A History of War Crimes Trials in Post 1945 Asia-Pacific
Author: Zhaoqi Cheng
Publisher: Palgrave Macmillan
Total Pages: 0
Release: 2019-06-21
Genre: History
ISBN: 9789811366963

Download A History of War Crimes Trials in Post 1945 Asia-Pacific Book in PDF, ePub and Kindle

Written by the Director of the Tokyo Trial Research Centre at China's Shanghai Jiao Tong University, this book provides a unique analysis of war crime trials in Asia-Pacific after World War II. It offers a comprehensive review of key events during this period, covering preparations for the Trial, examining the role of the War Crimes Commission of the United Nations as well as offering a new analysis of the trial itself. Addressing the question of conventional war crimes, crimes against humanity, crimes against peace (such as the Pearl Harbor Incident) and violations of warfare law, it follows up with a discussion of post-trial events and the fate of war criminals on trial. Additionally, it examines other Japanese war crime trials which happened in Asia, as well as considering the legacy of the Tokyo trial itself, and the foundation of a new Post-War International Order in East Asia.

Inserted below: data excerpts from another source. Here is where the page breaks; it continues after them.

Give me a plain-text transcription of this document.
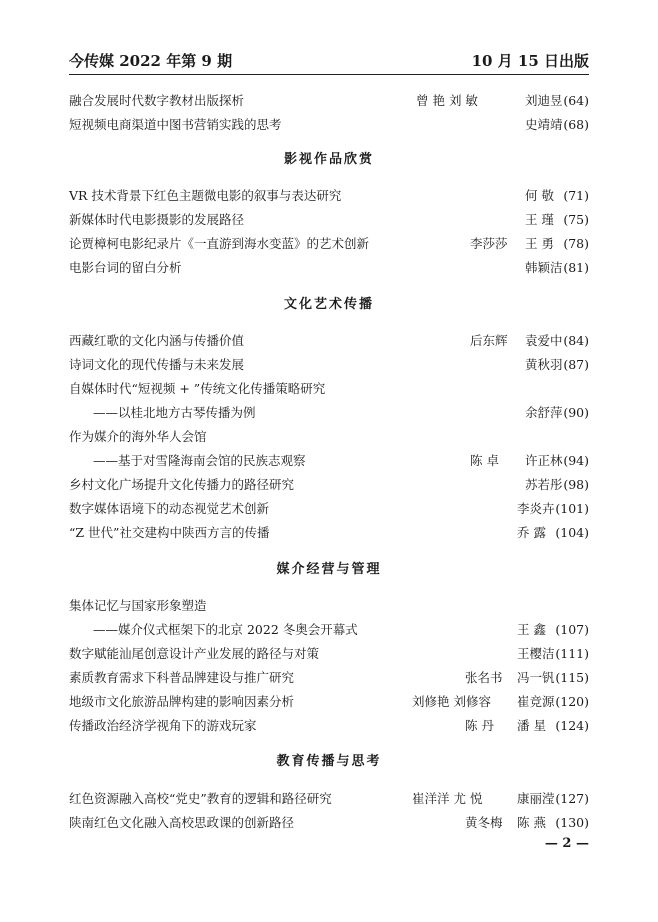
今传媒 2022 年第 9 期	10 月 15 日出版
融合发展时代数字教材出版探析	曾 艳 刘 敏	刘迪昱 (64)
短视频电商渠道中图书营销实践的思考	史靖靖 (68)
影视作品欣赏
VR 技术背景下红色主题微电影的叙事与表达研究	何 敬 (71)
新媒体时代电影摄影的发展路径	王 瑾 (75)
论贾樟柯电影纪录片《一直游到海水变蓝》的艺术创新	李莎莎 王 勇 (78)
电影台词的留白分析	韩颖洁 (81)
文化艺术传播
西藏红歌的文化内涵与传播价值	后东辉 袁爱中 (84)
诗词文化的现代传播与未来发展	黄秋羽 (87)
自媒体时代“短视频 + ”传统文化传播策略研究
——以桂北地方古琴传播为例	余舒萍 (90)
作为媒介的海外华人会馆
——基于对雪隆海南会馆的民族志观察	陈 卓 许正林 (94)
乡村文化广场提升文化传播力的路径研究	苏若彤 (98)
数字媒体语境下的动态视觉艺术创新	李炎卉 (101)
“Z 世代”社交建构中陕西方言的传播	乔 露 (104)
媒介经营与管理
集体记忆与国家形象塑造
——媒介仪式框架下的北京 2022 冬奥会开幕式	王 鑫 (107)
数字赋能汕尾创意设计产业发展的路径与对策	王樱洁 (111)
素质教育需求下科普品牌建设与推广研究	张名书 冯一钒 (115)
地级市文化旅游品牌构建的影响因素分析	刘修艳 刘修容 崔竞源 (120)
传播政治经济学视角下的游戏玩家	陈 丹 潘 星 (124)
教育传播与思考
红色资源融入高校“党史”教育的逻辑和路径研究	崔洋洋 尤 悦	康丽滢 (127)
陕南红色文化融入高校思政课的创新路径	黄冬梅 陈 燕 (130)
— 2 —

A History of War Crimes Trials in Post 1945 Asia-Pacific

A History of War Crimes Trials in Post 1945 Asia-Pacific
Author: Zhaoqi Cheng
Publisher: Springer
Total Pages: 358
Release: 2019-06-06
Genre: History
ISBN: 9811366977

Download A History of War Crimes Trials in Post 1945 Asia-Pacific Book in PDF, ePub and Kindle

Written by the Director of the Tokyo Trial Research Centre at China's Shanghai Jiao Tong University, this book provides a unique analysis of war crime trials in Asia-Pacific after World War II. It offers a comprehensive review of key events during this period, covering preparations for the Trial, examining the role of the War Crimes Commission of the United Nations as well as offering a new analysis of the trial itself. Addressing the question of conventional war crimes, crimes against humanity, crimes against peace (such as the Pearl Harbor Incident) and violations of warfare law, it follows up with a discussion of post-trial events and the fate of war criminals on trial. Additionally, it examines other Japanese war crime trials which happened in Asia, as well as considering the legacy of the Tokyo trial itself, and the foundation of a new Post-War International Order in East Asia.


Detention Camps in Asia

Detention Camps in Asia
Author:
Publisher: BRILL
Total Pages: 326
Release: 2022-05-20
Genre: Social Science
ISBN: 9004512578

Download Detention Camps in Asia Book in PDF, ePub and Kindle

Detention camps in Asia have held hundreds of thousands of people – political dissidents, prisoners of war, and civilian populations. This volume examines why states detain, the conditions of detention, and the effects of detention systems on society as a whole.


Adapting International Criminal Justice in Southeast Asia

Adapting International Criminal Justice in Southeast Asia
Author: Emma Palmer
Publisher: Cambridge University Press
Total Pages: 349
Release: 2020-05-14
Genre: Law
ISBN: 1108483976

Download Adapting International Criminal Justice in Southeast Asia Book in PDF, ePub and Kindle

An analysis of debates and mechanisms of international criminal law in Cambodia, Indonesia, the Philippines, and Myanmar.